Quanto à sua origem o vocábulo, Alfanzira tudo aponta para que seja proveniente do árabe, tal como Alferrarede e Alvega, terras próximas, situadas, respectivamente, a jusante e a montante do referido canal. No que respeita ao seu significado, desconhece-se, aguardando-se que os especialistas se pronunciem.
 
Com o aumento demográfico, que exigia mais terras para a agricultura, e a crescente necessidade de madeiras e lenhas, as coutadas reais (e privadas) e suas matas, começaram, a partir do século XIV, a perder significado e, pouco a pouco, a desaparecer. Teria sido o que aconteceu à pequena Mata de Alfangira.
 
Tal acontecimento ter-se-ia verificado há vários séculos, visto ter perdido, da memória não só o nome da mata como também do topónimo que lhe deu origem.
 
Aqui deixo mais uma achega para a HISTÓRIA DE MOURISCAS E SUAS GENTES.
 
Mouriscas, Fev. 2007.
 
 
 
 


[1] - Nasceu no lugar de Casas Pretas, da freguesia de Mouricas e é Antropólogo, Prof. Universitário e doutorado em Ciências Sociais, especialidade em História dos Factos Sociais, pelo I.S.C.S.P., da Universidade Técnica de Lisboa.
[2]- Revista da Faculdade de Letras. .Geografia.Vol.I.Porto, 1985, p. 47 a 67. http://ler.letras.up.pt/uploads/ficheiros/artigo3321.pdf
[3] - Trabalho publicado na Revista Zahara do Centro de Estudos de História Local- Palha de Abrantes, ano3, número 6, Novembro de 2005, p.41-53.

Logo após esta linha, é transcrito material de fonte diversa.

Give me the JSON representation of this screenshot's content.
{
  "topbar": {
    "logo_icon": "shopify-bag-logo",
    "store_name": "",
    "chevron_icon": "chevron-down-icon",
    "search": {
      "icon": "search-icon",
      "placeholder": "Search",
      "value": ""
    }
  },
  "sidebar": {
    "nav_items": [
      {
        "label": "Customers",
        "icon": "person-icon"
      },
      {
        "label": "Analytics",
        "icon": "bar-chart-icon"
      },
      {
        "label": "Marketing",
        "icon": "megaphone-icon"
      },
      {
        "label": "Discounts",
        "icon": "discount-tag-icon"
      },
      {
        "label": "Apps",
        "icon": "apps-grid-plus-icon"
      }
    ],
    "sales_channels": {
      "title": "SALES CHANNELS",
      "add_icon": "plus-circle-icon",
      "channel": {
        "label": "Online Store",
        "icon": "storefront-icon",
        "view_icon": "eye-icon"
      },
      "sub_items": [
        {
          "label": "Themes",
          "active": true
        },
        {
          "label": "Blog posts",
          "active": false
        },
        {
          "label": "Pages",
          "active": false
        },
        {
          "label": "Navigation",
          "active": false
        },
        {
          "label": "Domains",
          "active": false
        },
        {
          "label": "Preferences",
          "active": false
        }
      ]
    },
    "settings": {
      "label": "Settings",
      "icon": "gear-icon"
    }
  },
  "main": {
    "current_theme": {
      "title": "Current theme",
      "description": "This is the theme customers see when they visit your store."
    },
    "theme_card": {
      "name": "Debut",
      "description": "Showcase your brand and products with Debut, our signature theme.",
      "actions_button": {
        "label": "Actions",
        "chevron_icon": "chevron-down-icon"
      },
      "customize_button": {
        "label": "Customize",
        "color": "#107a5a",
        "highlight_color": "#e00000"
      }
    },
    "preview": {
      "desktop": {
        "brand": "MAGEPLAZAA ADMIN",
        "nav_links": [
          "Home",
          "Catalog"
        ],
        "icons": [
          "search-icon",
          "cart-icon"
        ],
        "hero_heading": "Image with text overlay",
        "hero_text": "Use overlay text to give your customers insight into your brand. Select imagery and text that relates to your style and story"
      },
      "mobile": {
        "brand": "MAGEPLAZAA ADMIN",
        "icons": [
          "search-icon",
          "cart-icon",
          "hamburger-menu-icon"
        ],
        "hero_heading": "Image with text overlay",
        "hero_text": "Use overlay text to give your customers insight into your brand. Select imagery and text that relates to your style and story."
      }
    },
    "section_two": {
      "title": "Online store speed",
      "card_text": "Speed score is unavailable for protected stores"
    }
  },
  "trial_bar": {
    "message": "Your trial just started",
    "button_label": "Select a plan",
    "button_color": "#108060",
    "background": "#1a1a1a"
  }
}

[4] - Devy-Vareta, op cit. p.60 e 61.
[5] P. 61.
[6] - Idem, Ibid. p.41, 42, 43.
[7]- Para mais informação consultar: op. cit., p.43
[8] -Op. cit. p.54 e 55
[9] - As coutadas ou montarias eram áreas reservadas à caça. Por cada montaria era responsável um monteiro-mor, de nomeação régia, que tinha sob a sua dependência os moços do monte que eram cargos inferiores. Aos pequenos monteiros cabia a fiscalização das matas reais.
[10] -Idem, Ibid, 43
[11] - Idem, Ibid. p. 43.
[12]- CAMPOS, Eduardo e ROSA, Maria João, “As Memórias Paroquiais de 1758. Mouriscas”, in ZAHARA, Ano 3, Nº 6, p. 38.